For supervision, we need to map dependencies more actively and assess concentration risk at the ecosystem level, not only at the individual institution level, he added.
Further, he said AI and machine learning are entering credit underwriting, fraud detection, customer service, treasury, and even internal control functions. This improves efficiency but also raises new questions of accountability, explainability, and fairness. "Supervisors need to be able to ask, and entities need to be able to answer, a simple question: who owns the outcome when a model drives a decision?"
"Digital banking increases points of entry, and the adversary is no longer a random hacker. It is often organised, well-funded, and persistent. Even when a bank's internal controls are strong, a weakness at a vendor, a partner, or a common technology component can spill over.
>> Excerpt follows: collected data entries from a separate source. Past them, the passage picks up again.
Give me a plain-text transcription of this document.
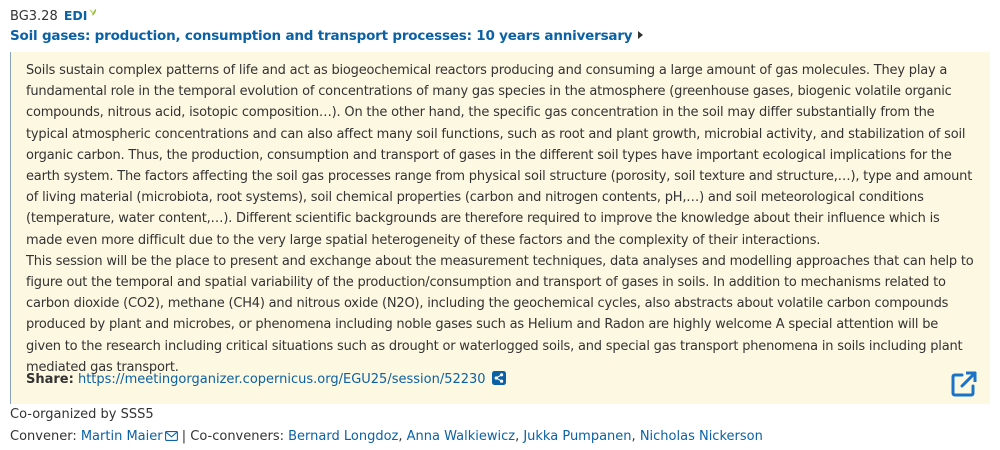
BG3.28 EDI
Soil gases: production, consumption and transport processes: 10 years anniversary

Soils sustain complex patterns of life and act as biogeochemical reactors producing and consuming a large amount of gas molecules. They play a fundamental role in the temporal evolution of concentrations of many gas species in the atmosphere (greenhouse gases, biogenic volatile organic compounds, nitrous acid, isotopic composition…). On the other hand, the specific gas concentration in the soil may differ substantially from the typical atmospheric concentrations and can also affect many soil functions, such as root and plant growth, microbial activity, and stabilization of soil organic carbon. Thus, the production, consumption and transport of gases in the different soil types have important ecological implications for the earth system. The factors affecting the soil gas processes range from physical soil structure (porosity, soil texture and structure,…), type and amount of living material (microbiota, root systems), soil chemical properties (carbon and nitrogen contents, pH,…) and soil meteorological conditions (temperature, water content,…). Different scientific backgrounds are therefore required to improve the knowledge about their influence which is made even more difficult due to the very large spatial heterogeneity of these factors and the complexity of their interactions.

This session will be the place to present and exchange about the measurement techniques, data analyses and modelling approaches that can help to figure out the temporal and spatial variability of the production/consumption and transport of gases in soils. In addition to mechanisms related to carbon dioxide (CO2), methane (CH4) and nitrous oxide (N2O), including the geochemical cycles, also abstracts about volatile carbon compounds produced by plant and microbes, or phenomena including noble gases such as Helium and Radon are highly welcome A special attention will be given to the research including critical situations such as drought or waterlogged soils, and special gas transport phenomena in soils including plant mediated gas transport.

Share: https://meetingorganizer.copernicus.org/EGU25/session/52230
Co-organized by SSS5
Convener: Martin Maier | Co-conveners: Bernard Longdoz, Anna Walkiewicz, Jukka Pumpanen, Nicholas Nickerson
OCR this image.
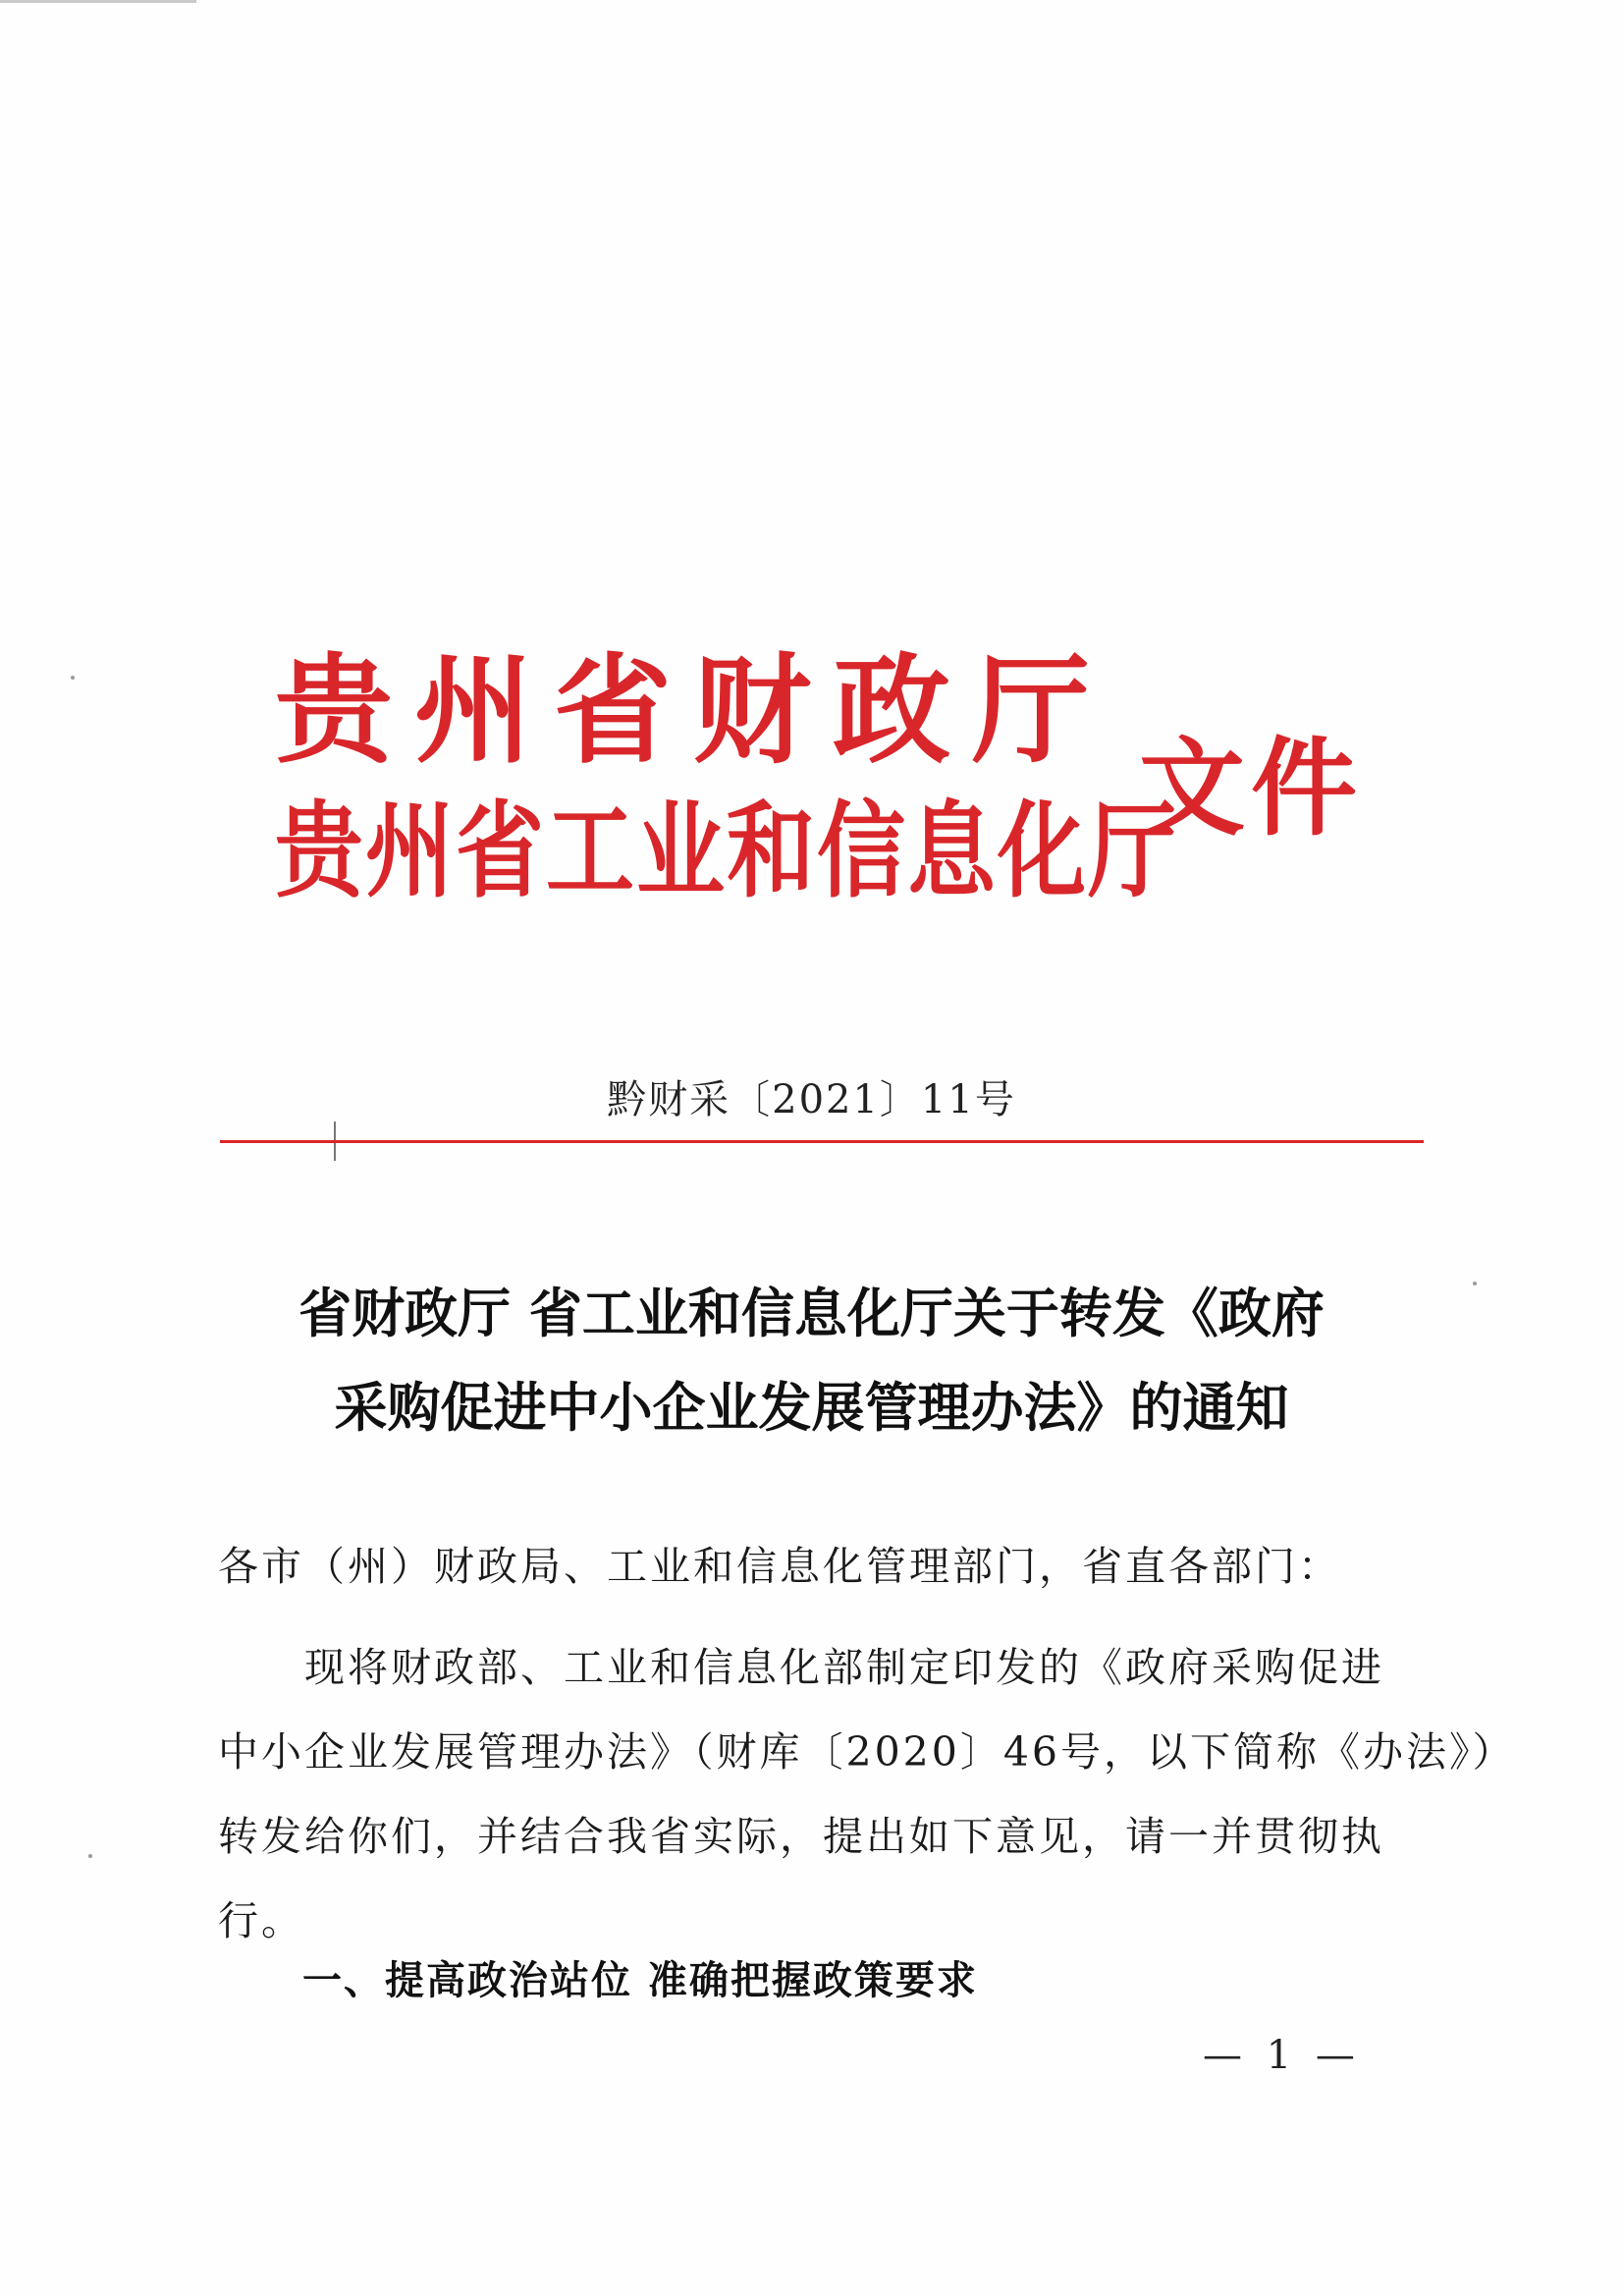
贵州省财政厅
贵州省工业和信息化厅
文件
黔财采〔2021〕11号
省财政厅 省工业和信息化厅关于转发《政府
采购促进中小企业发展管理办法》的通知
各市（州）财政局、工业和信息化管理部门，省直各部门：
现将财政部、工业和信息化部制定印发的《政府采购促进
中小企业发展管理办法》（财库〔2020〕46号，以下简称《办法》）
转发给你们，并结合我省实际，提出如下意见，请一并贯彻执
行。
一、提高政治站位 准确把握政策要求
— 1 —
Resilience and recovery must be treated as core capabilities," he said.
Digital lending, embedded finance, and platform-based distribution have significantly improved access and convenience. But we have also seen risks of mis-selling, opaque charges, aggressive recovery practices, and data misuse. In a digital environment, customer harm can quickly become a confidence issue, which can then transform into a liquidity issue.
Swaminathan J said supervision in the digital age must become more vigilant, ecosystem-aware and outcome-focused. "The objective is not to slow innovation, but to ensure it is built on trust, resilience and fairness," he said.